Ananya Vasireddy, Contributing Writer

Recently, diversity in Hollywood has been a hot topic. In 2018, several movies starring Asian actors and actresses (including Netflix’s To All the Boys I’ve Loved Before and Aneesh Chaganty’s Searching) were released and garnered incredible success. The most notable among these films, Jon M. Chu’s Crazy Rich Asians, sparked an important conversation about Hollywood’s serious underrepresentation of Asians in film. Unlike most Hollywood productions, Crazy Rich Asians features mainly people of color in its cast and crew, giving viewers around the world a chance to see their cultures depicted in Hollywood. Now, people are calling for more representation of diverse cultures in Hollywood movies, demonstrating the revolutionary impact this film has had on the industry.
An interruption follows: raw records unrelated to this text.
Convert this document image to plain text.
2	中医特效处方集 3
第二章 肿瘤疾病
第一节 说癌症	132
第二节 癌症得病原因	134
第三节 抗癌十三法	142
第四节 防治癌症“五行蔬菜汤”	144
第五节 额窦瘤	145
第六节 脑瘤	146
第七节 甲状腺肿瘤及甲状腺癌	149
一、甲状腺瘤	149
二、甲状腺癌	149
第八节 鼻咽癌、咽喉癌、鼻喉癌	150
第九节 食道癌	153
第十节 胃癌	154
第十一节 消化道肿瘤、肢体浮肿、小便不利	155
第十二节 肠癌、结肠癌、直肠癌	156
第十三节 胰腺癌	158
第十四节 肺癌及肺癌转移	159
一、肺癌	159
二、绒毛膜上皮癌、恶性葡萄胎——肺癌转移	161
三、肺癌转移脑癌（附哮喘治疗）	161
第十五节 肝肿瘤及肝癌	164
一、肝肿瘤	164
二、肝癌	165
Directed by Jon M. Chu, Crazy Rich Asians tells the story of Rachel Chu (Constance Wu), a Chinese-American economics professor who is invited by her boyfriend, Nicholas Young (Henry Golding), to attend a wedding in Singapore. When Rachel meets Nicholas’ relatives and friends, she is thrust into the luxurious world of the Singaporean elite, filled with complex social customs and traditions that are nearly impossible for Rachel to navigate. While some of Rachel’s experiences may seem crazy, they are true for many of the extremely wealthy socialites in Singapore. The film does an amazing job showcasing the incredibly glamorous lives these people live, including visuals of beautiful dresses, elaborate parties, and gorgeous jewelry. Even more importantly, Crazy Rich Asians skillfully represents many of the diverse cultures of Singapore.

For instance, several times throughout the movie, Rachel and the other characters engage in conversations fully in Cantonese and Mandarin. Much of the soundtrack consists of East Asian music and ancient traditions dating back millenia are represented in several scenes throughout the film. Additionally, unlike other Hollywood productions that portray Asians, this one does not reduce its characters to racist stereotypes. Instead, the characters are shown as human beings with thoughts and concerns that many Asians can relate to today.

As a result, given the much-needed representation Crazy Rich Asians offers and its artful execution of a fairytale-esque storyline, it should have come as no surprise that the movie would become such a hit. However, there were those who were skeptical when the movie first started production. After all, it is the first movie to have an all-Asian cast since the release of Joy Luck Club in 1993. Yet, the phenomenal success of Crazy Rich Asians should be proof to those in Hollywood that creating movies with diverse characters and inclusive storylines is not just what is right, but an effective way to achieve success at the box office.